The Hunslet had no space for the couplings even after I cut a square hole in the buffer beam due to the chassis fitting flush inside, so I made up a mounting block using plasticard stuck to the face of the bufferbeam. Such blocks were common on NG locos and it holds and disguises the coupler draft box, providing something solid for the screw too. 3D printed glazing was provided, it's a little milky with some faint layering visible (and sanding it would make it worse!) but I used it anyway - it's convenient and looks OK. Here you can see I've also finished painting and weathering a couple of RNAD wagons too.


The Hunslet's party trick is the working headlights. The headlight openings were glazed with a drop of Micro Krystal Klear, and the micro SMLED's stuck behind them.

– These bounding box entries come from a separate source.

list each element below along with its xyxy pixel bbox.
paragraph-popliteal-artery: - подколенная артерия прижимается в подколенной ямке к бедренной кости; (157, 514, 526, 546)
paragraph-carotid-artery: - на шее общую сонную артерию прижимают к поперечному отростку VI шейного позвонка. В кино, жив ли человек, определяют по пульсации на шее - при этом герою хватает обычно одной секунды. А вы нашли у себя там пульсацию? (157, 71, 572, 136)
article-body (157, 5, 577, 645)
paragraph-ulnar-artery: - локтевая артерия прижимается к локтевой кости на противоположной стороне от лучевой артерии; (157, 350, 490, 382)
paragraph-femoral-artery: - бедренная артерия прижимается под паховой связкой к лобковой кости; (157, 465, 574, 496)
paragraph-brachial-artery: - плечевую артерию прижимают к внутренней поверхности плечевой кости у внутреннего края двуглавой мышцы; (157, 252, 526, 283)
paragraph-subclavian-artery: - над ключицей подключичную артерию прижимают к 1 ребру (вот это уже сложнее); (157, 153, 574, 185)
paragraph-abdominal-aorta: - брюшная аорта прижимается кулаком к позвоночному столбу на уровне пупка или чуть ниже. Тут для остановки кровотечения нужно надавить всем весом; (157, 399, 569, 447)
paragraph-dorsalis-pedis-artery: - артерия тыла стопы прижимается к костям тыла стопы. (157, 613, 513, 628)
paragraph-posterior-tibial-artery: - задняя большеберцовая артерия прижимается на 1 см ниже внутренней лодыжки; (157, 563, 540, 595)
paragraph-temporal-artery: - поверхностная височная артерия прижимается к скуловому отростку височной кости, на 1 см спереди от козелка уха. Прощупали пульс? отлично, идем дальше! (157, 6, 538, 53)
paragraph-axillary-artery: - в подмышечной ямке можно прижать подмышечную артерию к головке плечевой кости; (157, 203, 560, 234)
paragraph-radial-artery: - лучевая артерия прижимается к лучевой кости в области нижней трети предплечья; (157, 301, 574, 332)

The PCB was pushed into the bonnet so the contacts touch the Kato chassis when fitted. The lights work really well, the circuit suggested by my friend Harry does the job of keeping the LED's lit at a constant brightness and reasonably flicker-free, and I think I've got the brightness about right. The circuit meant less space for lead, but I still squeezed a little in around it and it runs fine.


Both locos have been weathered using a little dry-brushing, a dirty wash, and some powders (which may get toned down a little), the idea is to capture locos working in preservation service on maintenance trains - generally clean bodies but with some track and exhaust dirt. They could both do with a driver (and the Baguley could use a representation of an interior) but otherwise they are ready for service. Despite my reservations about 3D printing, I am very pleased with the end results.